Moniakis MD, MSc AlexandrosORCID,Pacheco-Barrios MSc NielsORCID,Quiceno MD EstebanORCID,Hussein MD AmnaORCID,Pico MS AnnieORCID,Abdulla MD EbtesamORCID,Bauer MS Isabel L.ORCID,Nosova MD Kristin,Khan MD Monis AhmedORCID,Farhadi MD Dara S.ORCID,Prim MD MichaelORCID,Baaj MD AliORCID

Abstract

Objective: The advantages of minimally invasive spine surgery (MISS) in lumbar degenerative diseases have been well described (less tissue damage, shorter hospital stay, better results in pain assessment). One aspect that has not yet been studied enough is the usage of a post-operative drain in MISS. The aim of this study was to determine whether drainage in MISS is necessary or not and what advantages or disadvantages its use offers. Materials - Methods: We conducted a systematic review of the published literature, searching articles published on Pubmed and Embasse until December 1st 2022, regarding MISS in the lumbar region and post-operative drain usage. Our inclusion criteria were original articles written in English and articles using minimally invasive techniques (usage of tubular retractors along with an endoscope or microscope, paramedian incision, percutaneous screw placement). 42 articles were assessed, and after careful examination and duplication exclusion, 26 research papers were included. Usage, type and duration of postoperative drainage, length of hospital stay, ambulation time and complications were extracted, and relevant results were pooled.
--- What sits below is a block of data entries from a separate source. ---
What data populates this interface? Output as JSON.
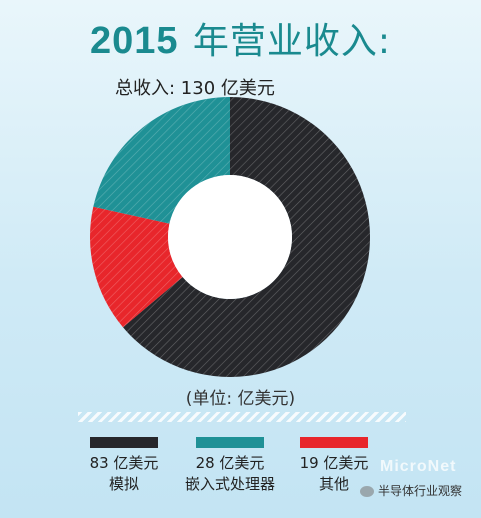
{
  "title_year": "2015",
  "title_rest": "年营业收入:",
  "subtitle": "总收入: 130 亿美元",
  "unit_note": "(单位: 亿美元)",
  "watermark": "MicroNet",
  "wechat_account": "半导体行业观察",
  "colors": {
    "teal": "#1f9196",
    "black": "#26272b",
    "red": "#e8262b",
    "hole": "#ffffff"
  },
  "chart_data": {
    "type": "pie",
    "variant": "donut",
    "title": "2015 年营业收入:",
    "subtitle": "总收入: 130 亿美元",
    "unit": "亿美元",
    "total": 130,
    "slices": [
      {
        "label": "模拟",
        "value_text": "83 亿美元",
        "value": 83,
        "color": "#26272b"
      },
      {
        "label": "其他",
        "value_text": "19 亿美元",
        "value": 19,
        "color": "#e8262b"
      },
      {
        "label": "嵌入式处理器",
        "value_text": "28 亿美元",
        "value": 28,
        "color": "#1f9196"
      }
    ],
    "legend": [
      {
        "value_text": "83 亿美元",
        "label": "模拟",
        "color": "#26272b"
      },
      {
        "value_text": "28 亿美元",
        "label": "嵌入式处理器",
        "color": "#1f9196"
      },
      {
        "value_text": "19 亿美元",
        "label": "其他",
        "color": "#e8262b"
      }
    ],
    "legend_position": "bottom"
  }
}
Results: The majority of the included articles (80.7 %) reported using a negative-pressure post-operative drain tube. Drains were removed either 48 hours after surgery or when the drainage volume was less than 50ml/24h. Hospital stays and time to ambulation were shorter in cases where drainage was not used. There was no difference in complications between cases where drainage was used and those that it was not. Conclusion: The rationale behind post-operative drainage in MISS is to protect from surgical site infections and hematoma creation. Based on our study there is no evidence to support this hypothesis. On the contrary, our results suggest that the drawbacks of using a drain (pain, discomfort, anxiety, inconvenience of mobilisation, prolongation of hospitalisation) outweigh the advantages, thus making the routine use of postoperative drainage in MISS unnecessary.